Cette réponse parvint aux oreilles du directeur de La grande beauté (2013), qui lui propose un petit rôle dans son prochain projet, Parthénope. Cela ne prendrait que cinq jours de tournage, mais c’était un rôle emblématique. «J’aurais joué n’importe quel personnage pour lui. « J’aurais joué le pape », a déclaré l’acteur oscarisé à Cannes.
La performance d’Oldman, lauréate d’un Oscar, était son émulation de Winston Churchill dans Le moment le plus sombre (Joe Wright, 2017). Sorrentino a offert, une fois de plus, un autre personnage réel, le romancier et nouvelliste John Cheeverdans la dernière partie de sa vie. « J’ai découvert que c’était une construction romantique et maudite de l’écrivain. Elle est née de l’imagination de Paolo, qui m’a dit que je devais jouer un alcoolique très triste et mélancolique », détaille l’interprète britannique à propos de son apparition dans le film, qui arrive en salles le 25 décembre prochain.
Demander. Réaffirmez-vous votre admiration pour les films de Paolo Sorrentino ?

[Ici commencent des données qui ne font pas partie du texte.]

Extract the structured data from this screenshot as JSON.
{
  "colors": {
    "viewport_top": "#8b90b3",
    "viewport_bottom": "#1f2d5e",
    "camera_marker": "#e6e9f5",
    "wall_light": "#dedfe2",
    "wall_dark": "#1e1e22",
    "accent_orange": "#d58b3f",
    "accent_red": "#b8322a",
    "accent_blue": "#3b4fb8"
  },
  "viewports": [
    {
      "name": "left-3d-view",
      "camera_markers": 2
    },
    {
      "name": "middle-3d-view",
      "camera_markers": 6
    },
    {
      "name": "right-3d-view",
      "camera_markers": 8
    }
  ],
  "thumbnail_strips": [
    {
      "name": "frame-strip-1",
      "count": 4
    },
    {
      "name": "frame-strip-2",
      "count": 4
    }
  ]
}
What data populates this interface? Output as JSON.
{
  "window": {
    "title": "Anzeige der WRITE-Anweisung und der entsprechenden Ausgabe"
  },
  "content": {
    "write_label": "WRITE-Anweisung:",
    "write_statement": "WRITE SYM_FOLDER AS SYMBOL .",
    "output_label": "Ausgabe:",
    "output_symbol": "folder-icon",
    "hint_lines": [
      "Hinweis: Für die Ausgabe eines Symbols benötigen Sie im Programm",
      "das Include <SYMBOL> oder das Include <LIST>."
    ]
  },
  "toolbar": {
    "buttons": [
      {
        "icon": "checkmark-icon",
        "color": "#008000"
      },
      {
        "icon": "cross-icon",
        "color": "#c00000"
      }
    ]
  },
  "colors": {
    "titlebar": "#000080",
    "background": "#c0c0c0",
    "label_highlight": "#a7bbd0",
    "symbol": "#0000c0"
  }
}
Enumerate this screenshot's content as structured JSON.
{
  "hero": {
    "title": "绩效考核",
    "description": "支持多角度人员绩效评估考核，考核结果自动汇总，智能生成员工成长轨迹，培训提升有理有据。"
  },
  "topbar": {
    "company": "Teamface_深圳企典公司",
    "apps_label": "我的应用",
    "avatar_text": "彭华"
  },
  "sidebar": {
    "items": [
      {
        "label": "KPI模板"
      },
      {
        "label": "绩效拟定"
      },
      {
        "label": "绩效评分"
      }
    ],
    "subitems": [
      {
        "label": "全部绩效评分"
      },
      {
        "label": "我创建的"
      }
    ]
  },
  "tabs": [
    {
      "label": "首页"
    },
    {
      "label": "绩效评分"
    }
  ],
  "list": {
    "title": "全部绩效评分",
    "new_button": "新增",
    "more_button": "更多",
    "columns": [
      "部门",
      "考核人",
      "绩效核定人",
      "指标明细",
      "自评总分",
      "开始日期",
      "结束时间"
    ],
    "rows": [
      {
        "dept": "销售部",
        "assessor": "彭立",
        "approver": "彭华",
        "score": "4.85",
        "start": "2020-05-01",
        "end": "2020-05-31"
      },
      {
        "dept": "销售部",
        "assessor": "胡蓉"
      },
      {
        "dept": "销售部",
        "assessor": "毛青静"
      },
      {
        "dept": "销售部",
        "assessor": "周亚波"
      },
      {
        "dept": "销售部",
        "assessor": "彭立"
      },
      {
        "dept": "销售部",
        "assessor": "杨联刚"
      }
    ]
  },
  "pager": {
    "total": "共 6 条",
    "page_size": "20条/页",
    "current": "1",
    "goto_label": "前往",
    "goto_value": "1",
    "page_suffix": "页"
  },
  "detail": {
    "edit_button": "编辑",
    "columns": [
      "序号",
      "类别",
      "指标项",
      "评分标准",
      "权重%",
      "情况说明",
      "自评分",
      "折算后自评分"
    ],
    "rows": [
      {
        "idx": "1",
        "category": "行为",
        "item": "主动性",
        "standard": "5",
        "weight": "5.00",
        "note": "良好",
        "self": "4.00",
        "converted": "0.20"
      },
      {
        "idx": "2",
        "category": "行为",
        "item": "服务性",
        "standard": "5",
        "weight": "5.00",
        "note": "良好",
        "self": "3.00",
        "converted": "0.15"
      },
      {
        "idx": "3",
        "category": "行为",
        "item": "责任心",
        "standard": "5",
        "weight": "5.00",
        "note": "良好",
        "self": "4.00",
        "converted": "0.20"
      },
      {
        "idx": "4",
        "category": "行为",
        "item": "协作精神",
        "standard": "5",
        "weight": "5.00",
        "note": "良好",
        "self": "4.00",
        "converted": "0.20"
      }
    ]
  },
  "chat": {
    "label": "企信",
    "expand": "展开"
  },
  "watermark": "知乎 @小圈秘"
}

Répondre. Bien sûr. Il est l’un des rares cinéastes dont j’attends avec impatience les nouvelles œuvres. J’ai vu tout ce qu’il a fait. Son travail a un ton philosophique, plein d’esprit et d’humour.. Il a tendance à décrire ses personnages comme étant magnifiquement imparfaits, afin que vous puissiez vous connecter avec eux, même s’ils sont italiens et excentriques. Visuellement je l’adore et il vous réserve toujours des surprises. Comme le professeur d’anthropologie de Parthénope, qui est au départ le plus concentré et le plus réaliste du film, mais qui joue dans la séquence la plus surréaliste, avec un bébé gigantesque. C’est ainsi que devrait toujours être le cinéma.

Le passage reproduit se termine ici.